Public Transit: Smarter, but not faster


In Canada, using public transportation helps you save money, reduce pollution, and lessen congestion.  But while it may be the most sensible way to travel, it’s certainly not the fastest.

According to the latest data from Statistics Canada, commuters who traveled using public transit took longer to get to work on average compared to those who drove in a car.

The data, which is based on commuting information from the 2011 National Household Survey, revealed that people who used a private vehicle spent an average of 23.7 minutes travelling to work compared to 40.4 minutes for bus riders, 44.6 minutes for subway users, and 52.5 minutes for streetcar passengers.

So given the fact that those who commute by car have significantly shorter commutes than those who commute by public transit, why would one opt for a mode of travel with longer travel times?

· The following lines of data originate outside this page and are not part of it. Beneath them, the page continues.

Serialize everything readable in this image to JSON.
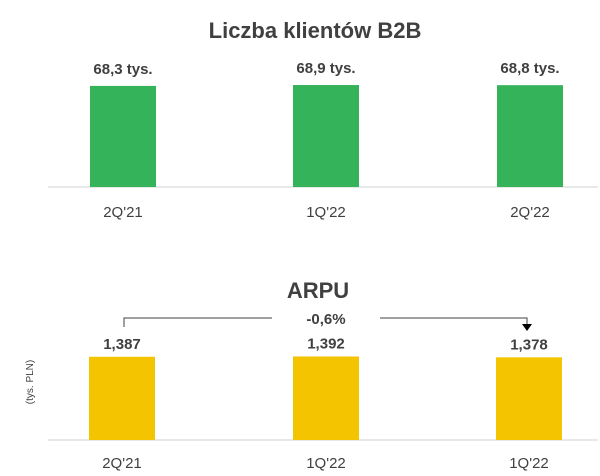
{
  "chart_data": [
    {
      "type": "bar",
      "title": "Liczba klientów B2B",
      "categories": [
        "2Q'21",
        "1Q'22",
        "2Q'22"
      ],
      "values": [
        68.3,
        68.9,
        68.8
      ],
      "data_labels": [
        "68,3 tys.",
        "68,9 tys.",
        "68,8 tys."
      ],
      "ylim": [
        0,
        75
      ],
      "color": "#35b35a",
      "grid": false
    },
    {
      "type": "bar",
      "title": "ARPU",
      "ylabel": "(tys. PLN)",
      "categories": [
        "2Q'21",
        "1Q'22",
        "1Q'22"
      ],
      "values": [
        1.387,
        1.392,
        1.378
      ],
      "data_labels": [
        "1,387",
        "1,392",
        "1,378"
      ],
      "ylim": [
        0,
        1.5
      ],
      "color": "#f5c400",
      "grid": false,
      "annotation": "-0,6%"
    }
  ]
}
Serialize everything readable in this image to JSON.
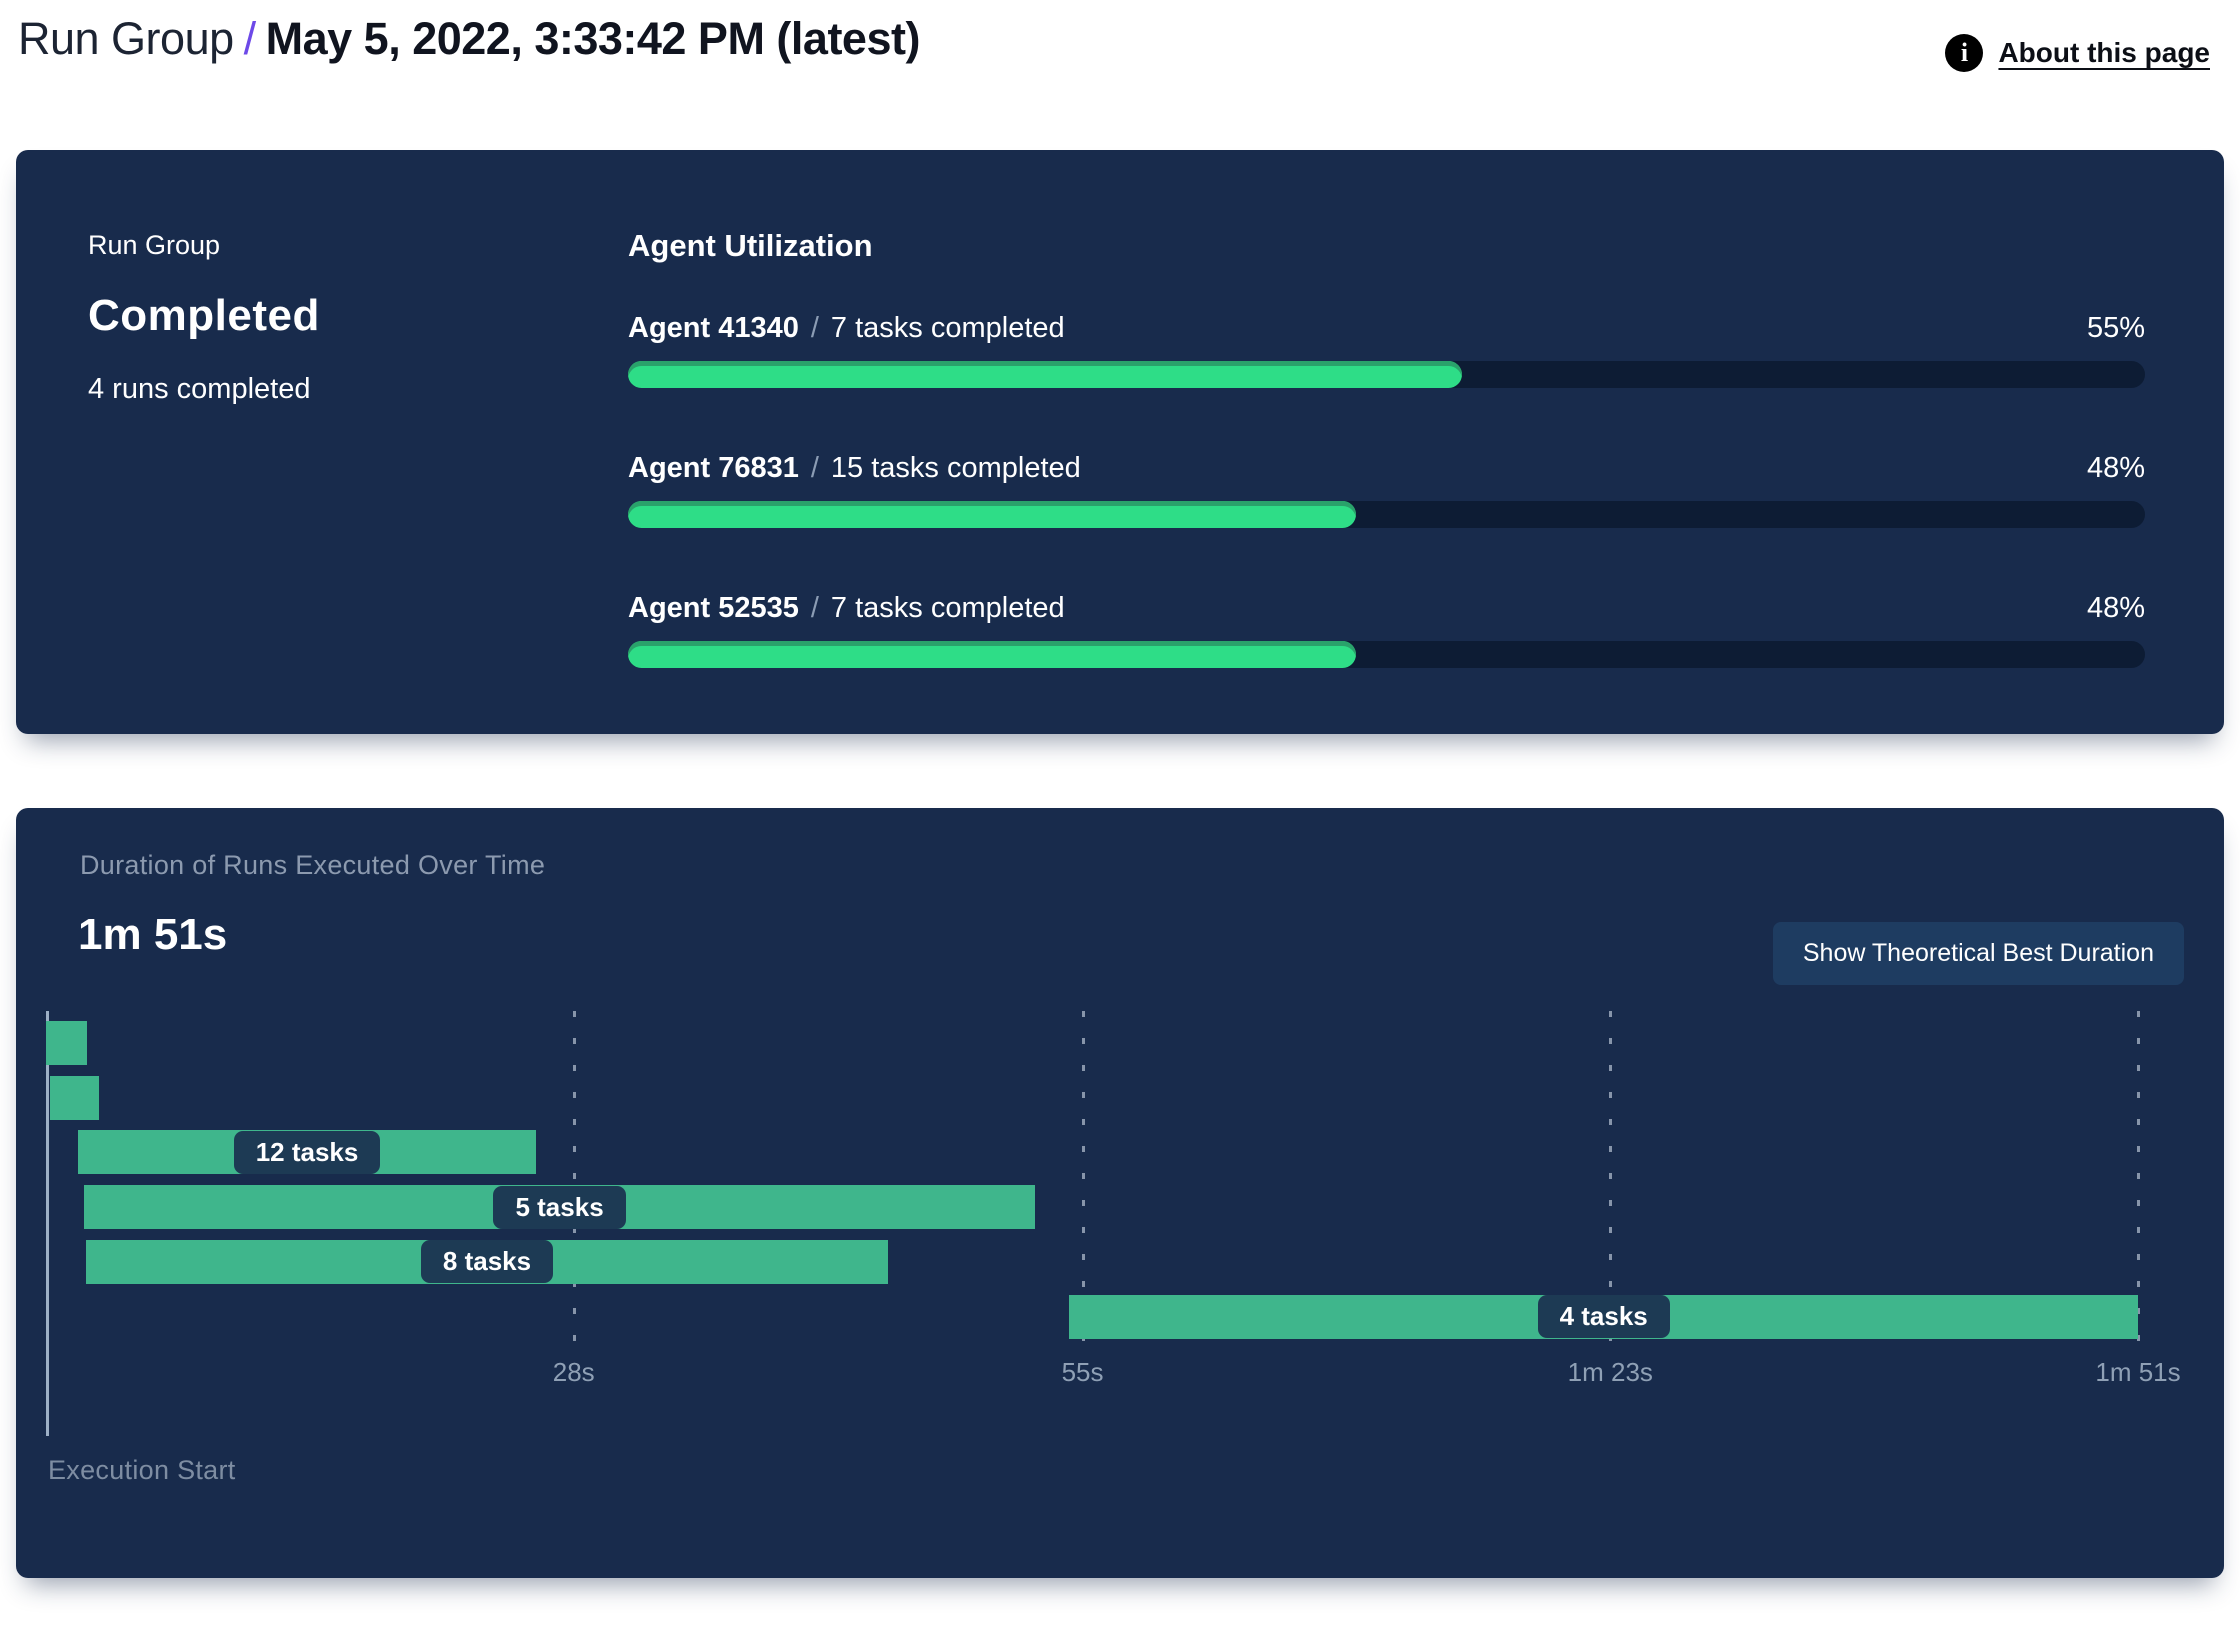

The challenge in Canada, especially in large cities such as Toronto, is to make public transportation more efficient, reliable, and accessible. This will eliminate the need for building new roads and parking lots, both of which take up vast amounts of space and public resources.

In its current state, public transit is an invaluable tool for economic prosperity in large Canadian cities – delivering millions of workers to their place of employment in downtown cores.

But significant investments and improvements in the public transportation system could help reduce travel times and make it a more attractive way of getting around, even for people like you and I.